Though I am not in any way trying to say I am more fitter than anyone else, I have done enough exercise to have learned a unique and helpful set of tips and tricks. For credibility, here (NSFW) is a picture of me wearing my Black Rock Shooter hat and carrying some distilled water. I am really shy and self-conscious so please do not bully me. Also, I am taking a mirror-selfie because I have no friends to take pics of me, and it is awkward to ask this sort of thing to strangers. Without further word fluff, here are my four tips for successful fitness endeavors:

  1. Have your only source of potable water be the water fountain at the gym. When you run out of water and are THIRSTY you have no choice but to go to the gym. This incentivizes you to work out so that your fellow gym-goers think you are one of them … and not just some dude who keeps stealing the water.
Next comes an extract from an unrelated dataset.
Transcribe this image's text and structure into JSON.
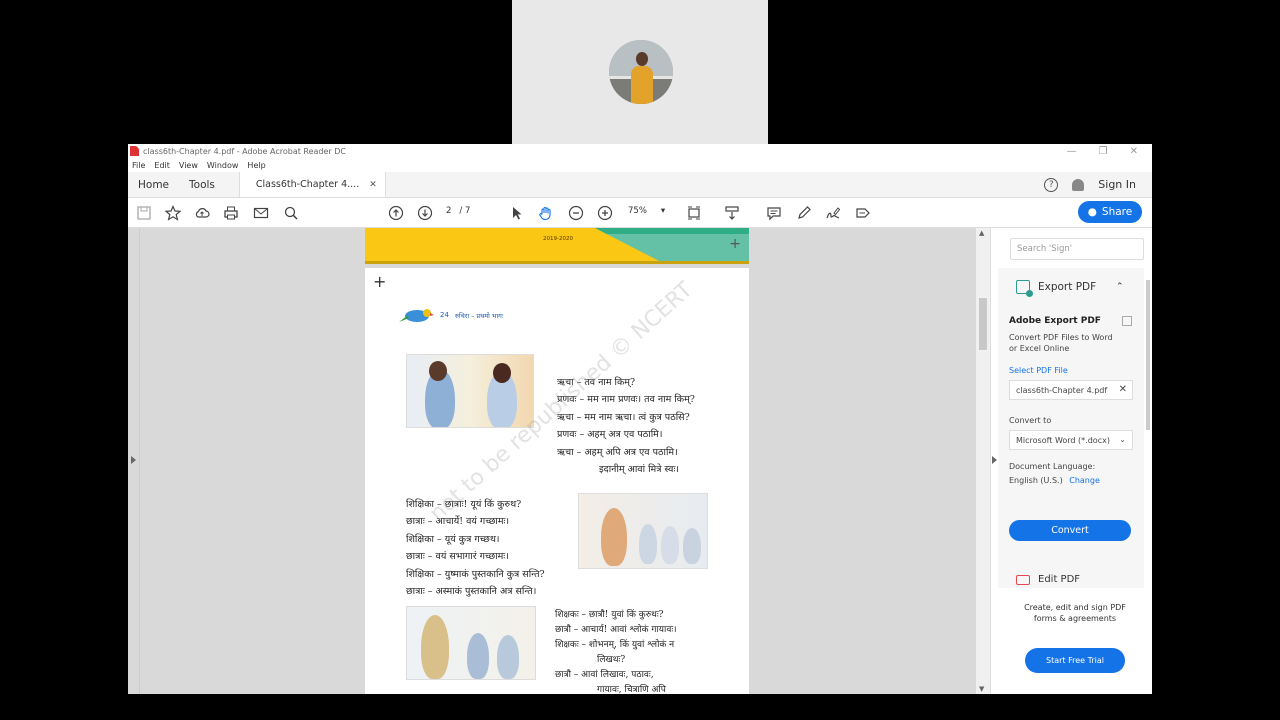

  2. Imagine your beloved waifu is cheering you on so you have no choice but to do your very best to impress her. This technique is particularly effective if your waifu is a pure 2D maiden, who loves and appreciates all your hard work and dedication, rather than some disgusting 3DPD.
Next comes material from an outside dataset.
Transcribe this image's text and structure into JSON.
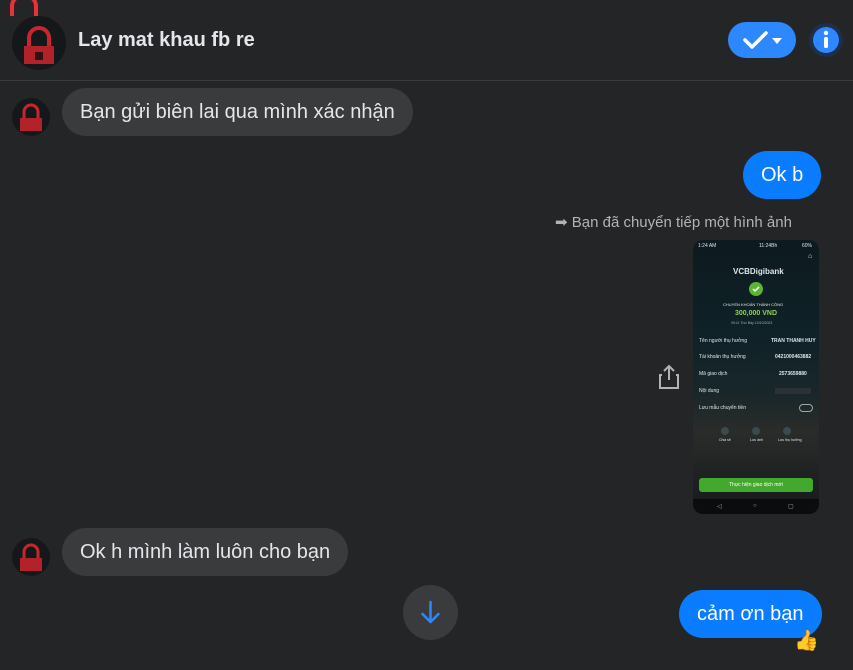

  3. Channel the accumulated rage and hatred that you carry around and refuse to let go of. Imagine that you are violently and savagely murdering all your haters, despite their pleas for mercy (^:

  4. Accept the fact that you are already dead inside, so even if the weight kills you not much is lost was lost as you were already dead to begin with. Realize that going to the gym is the only thing that gives you a temporary, albeit transient, feeling of being alive.